(Susanna Porrino)
Se delle generazioni precedenti si tende a criticare l’eccessiva fissità e incapacità di muoversi al di fuori degli schemi tradizionali, la dimensione in cui i giovani di oggi si trovano a vivere è quella di una realtà “liquida” (secondo la celebre definizione del sociologo Zygmunt Bauman), in cui ogni aspetto dell’esistenza, e in modo particolare la componente relazionale (identità di genere, identità sessuale, conflitto tra il dover “apparire” e il voler “essere”) è messa davanti ad una sempre più varia e indefinita quantità di opzioni e scenari, che aumentano continuamente e che possono rappresentare di volta in volta una fonte di confusione o un mezzo per definire se stessi in modo rapido e stabile.
Ciò che mi viene più di frequente da chiedermi è se non sia in qualche modo sorta la tendenza a “normalizzare” e fissare in un’etichetta ogni momento e disagio del nostro sviluppo emotivo.

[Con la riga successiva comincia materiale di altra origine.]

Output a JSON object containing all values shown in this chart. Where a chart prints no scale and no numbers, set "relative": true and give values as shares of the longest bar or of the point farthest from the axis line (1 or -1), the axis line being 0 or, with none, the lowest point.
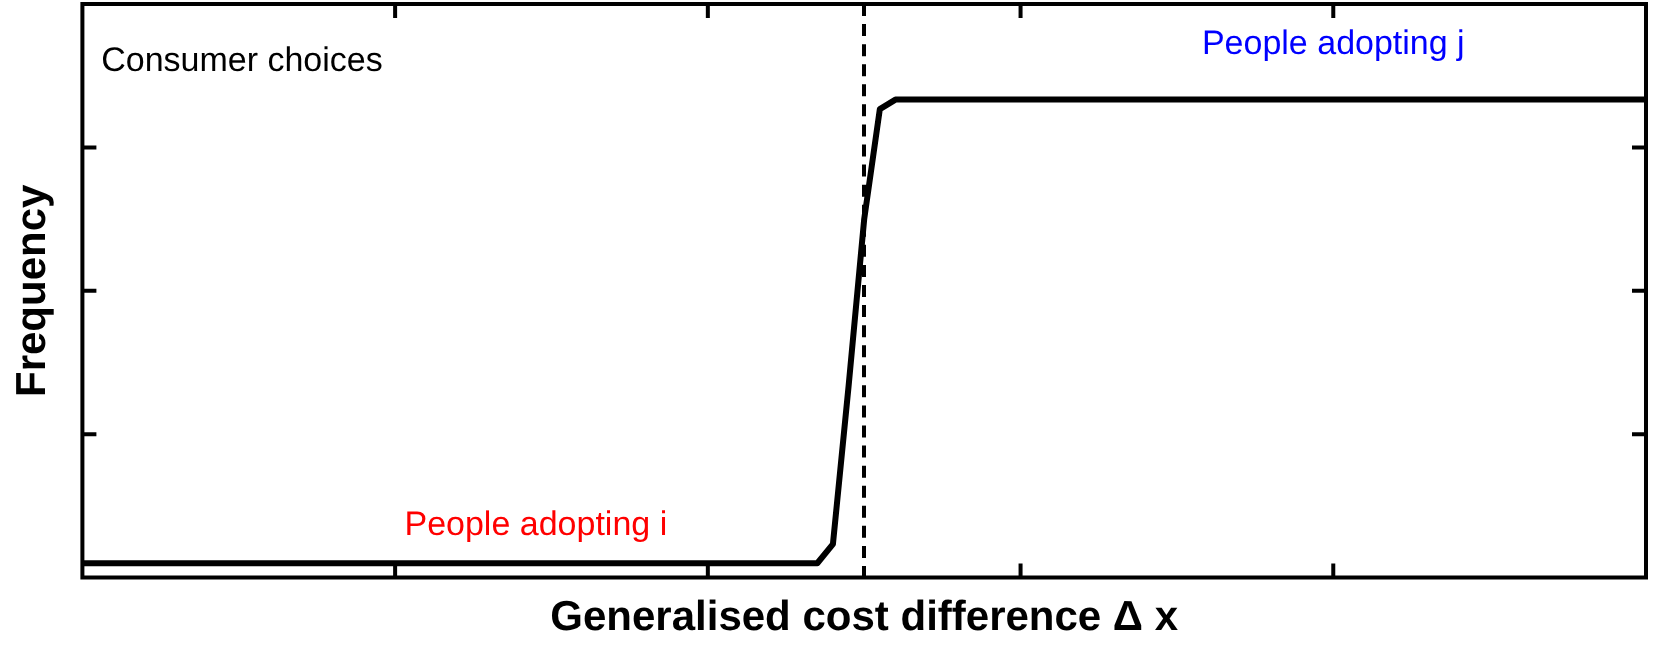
{
  "chart_data": {
    "type": "line",
    "relative": true,
    "xlabel": "Generalised cost difference Δ x",
    "ylabel": "Frequency",
    "categories": [
      null,
      null,
      null,
      null,
      null,
      null,
      null,
      null,
      null,
      null,
      null,
      null,
      null,
      null,
      null,
      null,
      null,
      null,
      null,
      null,
      null,
      null,
      null,
      null,
      null,
      null,
      null,
      null,
      null,
      null,
      null,
      null,
      null,
      null,
      null,
      null,
      null,
      null,
      null,
      null,
      null,
      null,
      null,
      null,
      null,
      null,
      null,
      null,
      null,
      null,
      null,
      null,
      null,
      null,
      null,
      null,
      null,
      null,
      null,
      null,
      null,
      null,
      null,
      null,
      null,
      null,
      null,
      null,
      null,
      null,
      null,
      null,
      null,
      null,
      null,
      null,
      null,
      null,
      null,
      null,
      null,
      null,
      null,
      null,
      null,
      null,
      null,
      null,
      null,
      null,
      null,
      null,
      null,
      null,
      null,
      null,
      null,
      null,
      null,
      null,
      null
    ],
    "grid": false,
    "legend": false,
    "marker": "none",
    "line_style": "solid",
    "series": [
      {
        "color": "#000000",
        "values": [
          0.03,
          0.03,
          0.03,
          0.03,
          0.03,
          0.03,
          0.03,
          0.03,
          0.03,
          0.03,
          0.03,
          0.03,
          0.03,
          0.03,
          0.03,
          0.03,
          0.03,
          0.03,
          0.03,
          0.03,
          0.03,
          0.03,
          0.03,
          0.03,
          0.03,
          0.03,
          0.03,
          0.03,
          0.03,
          0.03,
          0.03,
          0.03,
          0.03,
          0.03,
          0.03,
          0.03,
          0.03,
          0.03,
          0.03,
          0.03,
          0.03,
          0.03,
          0.03,
          0.03,
          0.03,
          0.03,
          0.03,
          0.03,
          0.07,
          0.4,
          0.75,
          0.98,
          1,
          1,
          1,
          1,
          1,
          1,
          1,
          1,
          1,
          1,
          1,
          1,
          1,
          1,
          1,
          1,
          1,
          1,
          1,
          1,
          1,
          1,
          1,
          1,
          1,
          1,
          1,
          1,
          1,
          1,
          1,
          1,
          1,
          1,
          1,
          1,
          1,
          1,
          1,
          1,
          1,
          1,
          1,
          1,
          1,
          1,
          1,
          1,
          1
        ]
      }
    ],
    "annotations": [
      "Consumer choices",
      "People adopting i",
      "People adopting j"
    ]
  }
}
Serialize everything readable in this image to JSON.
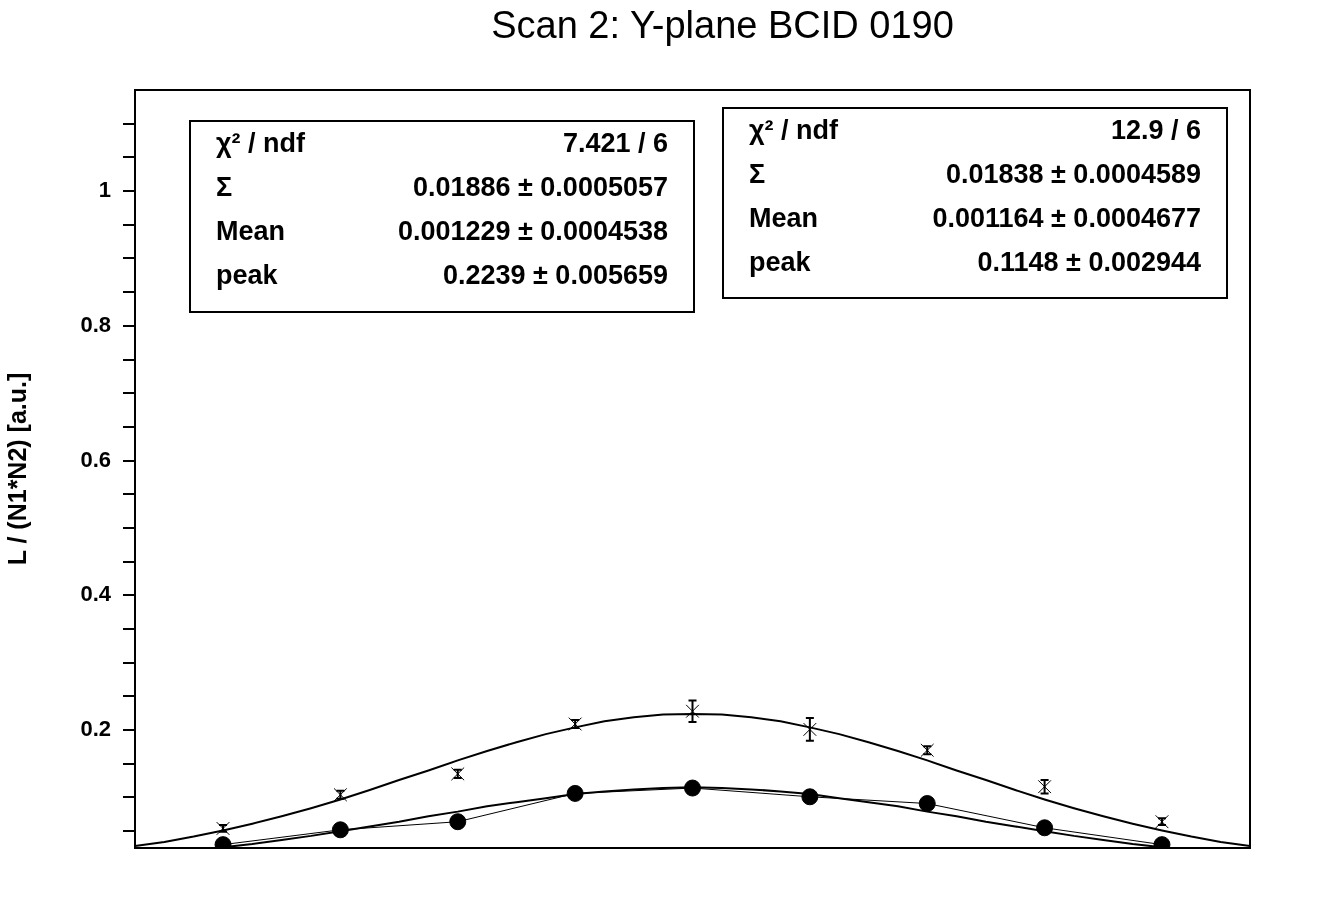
{
  "chart_data": {
    "type": "line",
    "title": "Scan 2: Y-plane BCID 0190",
    "ylabel": "L / (N1*N2) [a.u.]",
    "categories": [
      null,
      null,
      null,
      null,
      null,
      null,
      null,
      null,
      null,
      null,
      null,
      null,
      null,
      null,
      null,
      null,
      null,
      null,
      null,
      null,
      null,
      null,
      null,
      null,
      null,
      null,
      null,
      null,
      null,
      null,
      null,
      null,
      null,
      null,
      null,
      null,
      null,
      null,
      null
    ],
    "series": [
      {
        "type": "line",
        "color": "#000000",
        "marker": "none",
        "values": [
          0.028,
          0.034,
          0.042,
          0.051,
          0.061,
          0.072,
          0.084,
          0.097,
          0.111,
          0.126,
          0.14,
          0.155,
          0.169,
          0.182,
          0.194,
          0.204,
          0.213,
          0.219,
          0.223,
          0.224,
          0.223,
          0.219,
          0.213,
          0.204,
          0.194,
          0.182,
          0.169,
          0.155,
          0.14,
          0.126,
          0.111,
          0.097,
          0.084,
          0.072,
          0.061,
          0.051,
          0.042,
          0.034,
          0.028
        ]
      },
      {
        "type": "line",
        "color": "#000000",
        "marker": "none",
        "values": [
          null,
          null,
          null,
          0.026,
          0.031,
          0.037,
          0.043,
          0.05,
          0.057,
          0.064,
          0.072,
          0.079,
          0.087,
          0.093,
          0.099,
          0.105,
          0.109,
          0.112,
          0.114,
          0.115,
          0.114,
          0.112,
          0.109,
          0.105,
          0.099,
          0.093,
          0.087,
          0.079,
          0.072,
          0.064,
          0.057,
          0.05,
          0.043,
          0.037,
          0.031,
          0.026,
          null,
          null,
          null
        ]
      },
      {
        "type": "scatter",
        "color": "#000000",
        "marker": "cross",
        "values": [
          null,
          null,
          null,
          0.054,
          null,
          null,
          null,
          0.104,
          null,
          null,
          null,
          0.135,
          null,
          null,
          null,
          0.209,
          null,
          null,
          null,
          0.228,
          null,
          null,
          null,
          0.201,
          null,
          null,
          null,
          0.17,
          null,
          null,
          null,
          0.116,
          null,
          null,
          null,
          0.064,
          null,
          null,
          null
        ],
        "errors": [
          null,
          null,
          null,
          0.005,
          null,
          null,
          null,
          0.006,
          null,
          null,
          null,
          0.006,
          null,
          null,
          null,
          0.006,
          null,
          null,
          null,
          0.016,
          null,
          null,
          null,
          0.017,
          null,
          null,
          null,
          0.006,
          null,
          null,
          null,
          0.01,
          null,
          null,
          null,
          0.005,
          null,
          null,
          null
        ]
      },
      {
        "type": "line",
        "color": "#000000",
        "marker": "circle",
        "values": [
          null,
          null,
          null,
          0.03,
          null,
          null,
          null,
          0.052,
          null,
          null,
          null,
          0.064,
          null,
          null,
          null,
          0.106,
          null,
          null,
          null,
          0.114,
          null,
          null,
          null,
          0.101,
          null,
          null,
          null,
          0.091,
          null,
          null,
          null,
          0.055,
          null,
          null,
          null,
          0.03,
          null,
          null,
          null
        ]
      }
    ],
    "ylim": [
      0.025,
      1.15
    ],
    "yticks": [
      {
        "value": 0.05,
        "label": null
      },
      {
        "value": 0.1,
        "label": null
      },
      {
        "value": 0.15,
        "label": null
      },
      0.2,
      {
        "value": 0.25,
        "label": null
      },
      {
        "value": 0.3,
        "label": null
      },
      {
        "value": 0.35,
        "label": null
      },
      0.4,
      {
        "value": 0.45,
        "label": null
      },
      {
        "value": 0.5,
        "label": null
      },
      {
        "value": 0.55,
        "label": null
      },
      0.6,
      {
        "value": 0.65,
        "label": null
      },
      {
        "value": 0.7,
        "label": null
      },
      {
        "value": 0.75,
        "label": null
      },
      0.8,
      {
        "value": 0.85,
        "label": null
      },
      {
        "value": 0.9,
        "label": null
      },
      {
        "value": 0.95,
        "label": null
      },
      1,
      {
        "value": 1.05,
        "label": null
      },
      {
        "value": 1.1,
        "label": null
      }
    ],
    "tick_labels": "y",
    "annotations": [
      "χ² / ndf",
      "7.421 / 6",
      "Σ",
      "0.01886 ± 0.0005057",
      "Mean",
      "0.001229 ± 0.0004538",
      "peak",
      "0.2239 ± 0.005659",
      "χ² / ndf",
      "12.9 / 6",
      "Σ",
      "0.01838 ± 0.0004589",
      "Mean",
      "0.001164 ± 0.0004677",
      "peak",
      "0.1148 ± 0.002944"
    ]
  }
}
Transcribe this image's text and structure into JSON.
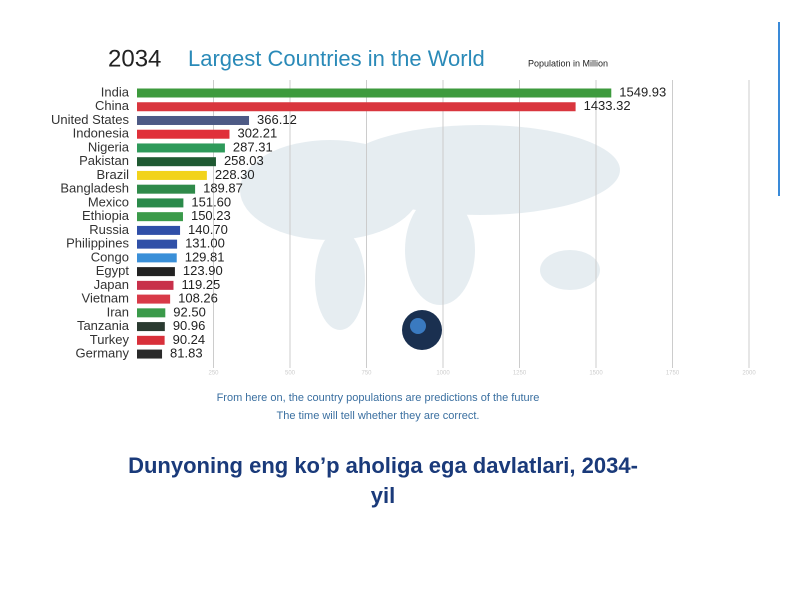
{
  "chart_data": {
    "type": "bar",
    "orientation": "horizontal",
    "year": "2034",
    "title": "Largest Countries in the World",
    "subtitle": "Population in Million",
    "categories": [
      "India",
      "China",
      "United States",
      "Indonesia",
      "Nigeria",
      "Pakistan",
      "Brazil",
      "Bangladesh",
      "Mexico",
      "Ethiopia",
      "Russia",
      "Philippines",
      "Congo",
      "Egypt",
      "Japan",
      "Vietnam",
      "Iran",
      "Tanzania",
      "Turkey",
      "Germany"
    ],
    "values": [
      1549.93,
      1433.32,
      366.12,
      302.21,
      287.31,
      258.03,
      228.3,
      189.87,
      151.6,
      150.23,
      140.7,
      131,
      129.81,
      123.9,
      119.25,
      108.26,
      92.5,
      90.96,
      90.24,
      81.83
    ],
    "value_labels": [
      "1549.93",
      "1433.32",
      "366.12",
      "302.21",
      "287.31",
      "258.03",
      "228.30",
      "189.87",
      "151.60",
      "150.23",
      "140.70",
      "131.00",
      "129.81",
      "123.90",
      "119.25",
      "108.26",
      "92.50",
      "90.96",
      "90.24",
      "81.83"
    ],
    "colors": [
      "#3d9a3d",
      "#d9363e",
      "#4d5a85",
      "#e0303a",
      "#2e9a5a",
      "#1f5a32",
      "#f2d31b",
      "#2f8a4a",
      "#2a8a4a",
      "#3a9a4a",
      "#2f4fa8",
      "#3050a8",
      "#3a8fd8",
      "#222222",
      "#c8304a",
      "#d83a48",
      "#3a9a4a",
      "#2a3a30",
      "#d8303a",
      "#2a2a2a"
    ],
    "xlim": [
      0,
      2000
    ],
    "xticks": [
      250,
      500,
      750,
      1000,
      1250,
      1500,
      1750,
      2000
    ],
    "grid": true,
    "notes": [
      "From here on, the country populations are predictions of the future",
      "The time will tell whether they are correct."
    ]
  },
  "caption": [
    "Dunyoning eng ko’p aholiga ega davlatlari, 2034-",
    "yil"
  ]
}
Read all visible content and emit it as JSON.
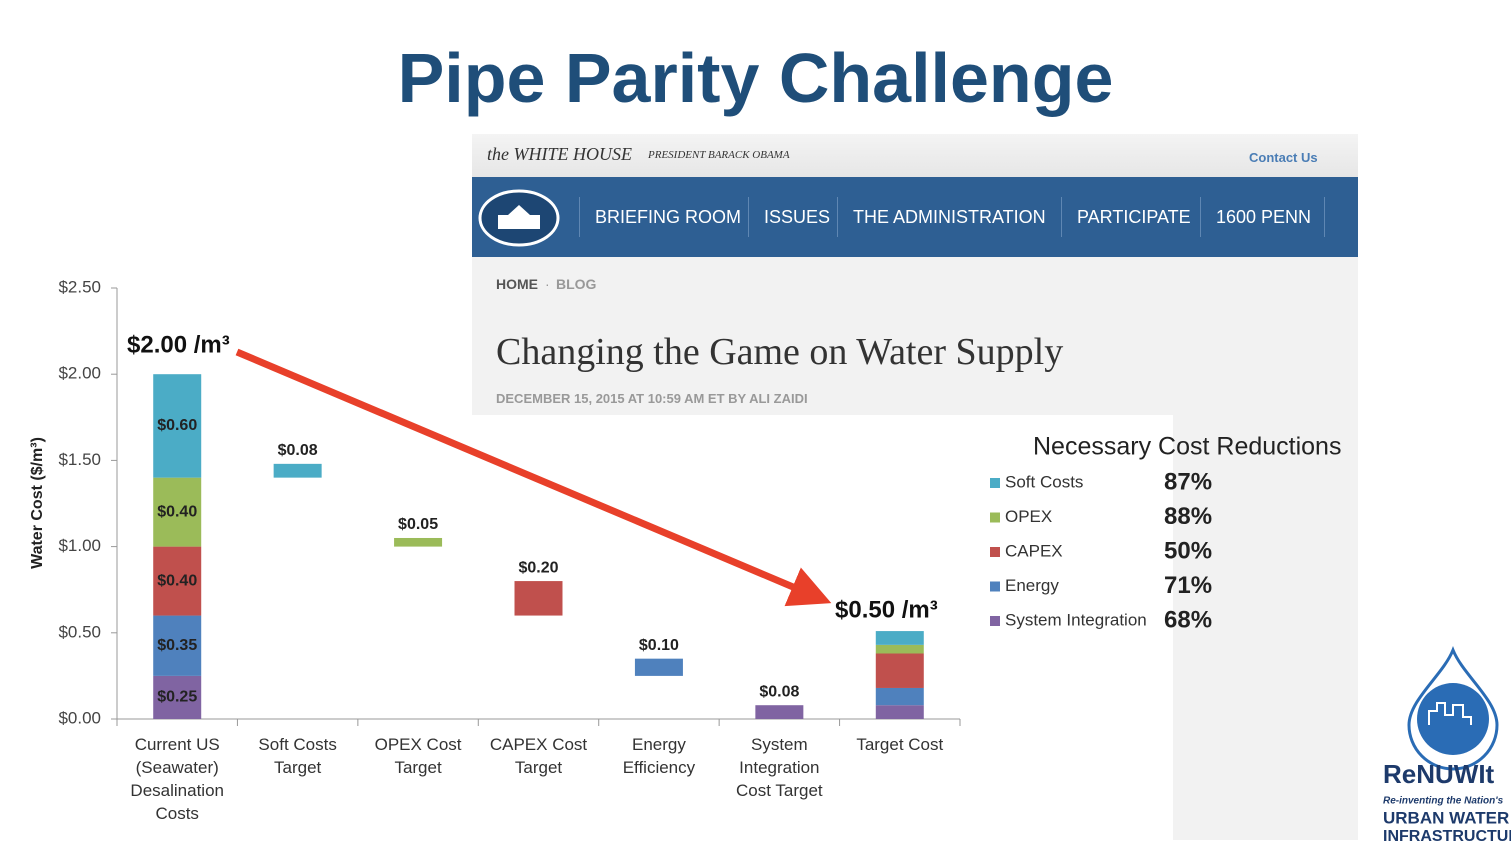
{
  "slide_title": "Pipe Parity Challenge",
  "whitehouse": {
    "brand": "the WHITE HOUSE",
    "president": "PRESIDENT BARACK OBAMA",
    "contact": "Contact Us",
    "nav": [
      "BRIEFING ROOM",
      "ISSUES",
      "THE ADMINISTRATION",
      "PARTICIPATE",
      "1600 PENN"
    ],
    "breadcrumb": [
      "HOME",
      "BLOG"
    ],
    "headline": "Changing the Game on Water Supply",
    "dateline": "DECEMBER 15, 2015 AT 10:59 AM ET BY ALI ZAIDI"
  },
  "chart_data": {
    "type": "waterfall",
    "y_label": "Water Cost ($/m³)",
    "categories": [
      "Current US (Seawater) Desalination Costs",
      "Soft Costs Target",
      "OPEX Cost Target",
      "CAPEX Cost Target",
      "Energy Efficiency",
      "System Integration Cost Target",
      "Target Cost"
    ],
    "series": [
      {
        "name": "Soft Costs",
        "color": "#4bacc6",
        "values": [
          0.6,
          0.08,
          null,
          null,
          null,
          null,
          0.08
        ],
        "value_labels": [
          "$0.60",
          "$0.08",
          null,
          null,
          null,
          null,
          null
        ]
      },
      {
        "name": "OPEX",
        "color": "#9bbb59",
        "values": [
          0.4,
          null,
          0.05,
          null,
          null,
          null,
          0.05
        ],
        "value_labels": [
          "$0.40",
          null,
          "$0.05",
          null,
          null,
          null,
          null
        ]
      },
      {
        "name": "CAPEX",
        "color": "#c0504d",
        "values": [
          0.4,
          null,
          null,
          0.2,
          null,
          null,
          0.2
        ],
        "value_labels": [
          "$0.40",
          null,
          null,
          "$0.20",
          null,
          null,
          null
        ]
      },
      {
        "name": "Energy",
        "color": "#4f81bd",
        "values": [
          0.35,
          null,
          null,
          null,
          0.1,
          null,
          0.1
        ],
        "value_labels": [
          "$0.35",
          null,
          null,
          null,
          "$0.10",
          null,
          null
        ]
      },
      {
        "name": "System Integration",
        "color": "#8064a2",
        "values": [
          0.25,
          null,
          null,
          null,
          null,
          0.08,
          0.08
        ],
        "value_labels": [
          "$0.25",
          null,
          null,
          null,
          null,
          "$0.08",
          null
        ]
      }
    ],
    "ylim": [
      0,
      2.5
    ],
    "yticks": [
      {
        "value": 0,
        "label": "$0.00"
      },
      {
        "value": 0.5,
        "label": "$0.50"
      },
      {
        "value": 1,
        "label": "$1.00"
      },
      {
        "value": 1.5,
        "label": "$1.50"
      },
      {
        "value": 2,
        "label": "$2.00"
      },
      {
        "value": 2.5,
        "label": "$2.50"
      }
    ],
    "annotations": [
      "$2.00 /m³",
      "$0.50 /m³"
    ],
    "legend_title": "Necessary Cost Reductions",
    "cost_reductions": [
      "87%",
      "88%",
      "50%",
      "71%",
      "68%"
    ]
  },
  "logo": {
    "name": "ReNUWIt",
    "tagline": "Re-inventing the Nation's",
    "line1": "URBAN WATER",
    "line2": "INFRASTRUCTURE"
  }
}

Paradossalmente, l’idea che debba esistere una certa “fluidità” – sia nella definizione di sé, sia nella relazione con gli altri – è emersa parallelamente allo sviluppo di tutta una serie di categorie e termini tecnici entro cui incanalare tale fluidità.
Si tratta però di etichette che non tengono conto di quanto la nostra flessibilità (che esiste, e che certamente investe anche il campo delle relazioni) possa essere influenzata da una molteplicità di fattori non riconducibili ad un’unica ragione, e di cui spesso la componente fisica non è altro che l’estrema manifestazione.
Gli adolescenti di oggi, in un’età in cui la flessibilità e la scoperta di infinite variabili nella propria personalità sono all’ordine del giorno, si trovano a dover gestire un panorama sconfinato di definizioni in cui rientrare, finendo inevitabilmente per perdersi tra i propri sentimenti contrastanti e l’incapacità di trovare se stessi in una forma stabile.
Sentendo ragazze di 16-17 anni dichiarare di non essere in grado di innamorarsi o di provare alcun tipo di attrazione, viene da chiedersi se realmente la spiegazione sia sempre da ricercarsi nella definizione, ormai molto comune tra i giovani, di “aromantico” e “asessuale” o se invece, almeno in alcuni casi, non sarebbe necessario quantomeno valutare l’ipotesi che tale tendenza non sia dovuta a traumi e paure molto più profondi.
L’impressione è quella che, per ridurre al minimo ogni tipo di discriminazione e giudizio (in una società in cui la demarcazione netta dei propri spazi emotivi fa sì che qualunque tentativo di mettere in discussione le convinzioni altrui risulti un attentato alla autodeterminazione personale), si sia voluta regolarizzare ogni tipo di inclinazione, ignorando il peso di tutte quelle pressioni a cui veniamo ogni giorno sottoposti.
Credere che un adolescente sia autonomamente in grado di comprendere ogni impercettibile tendenza che sente muovere nel proprio animo è un’utopia; lo è ugualmente credere che sia sufficiente eliminare i cosiddetti “retaggi culturali” per renderlo libero di comprendersi.
Forse quello di cui i giovani hanno più bisogno oggi non sono nuove etichette in cui riconoscersi e vedere legittimato il proprio bisogno di far tacere ciò che li agita, ma di persone mature al punto da essere disposte ad ascoltarli realmente e guidarli in una realtà che trasmette ansia e paura perché legata ad un’immagine completamente inautentica e irrealizzabile della vita, dell’amore e delle relazioni, basata solo sul valore della performance e dell’apparenza.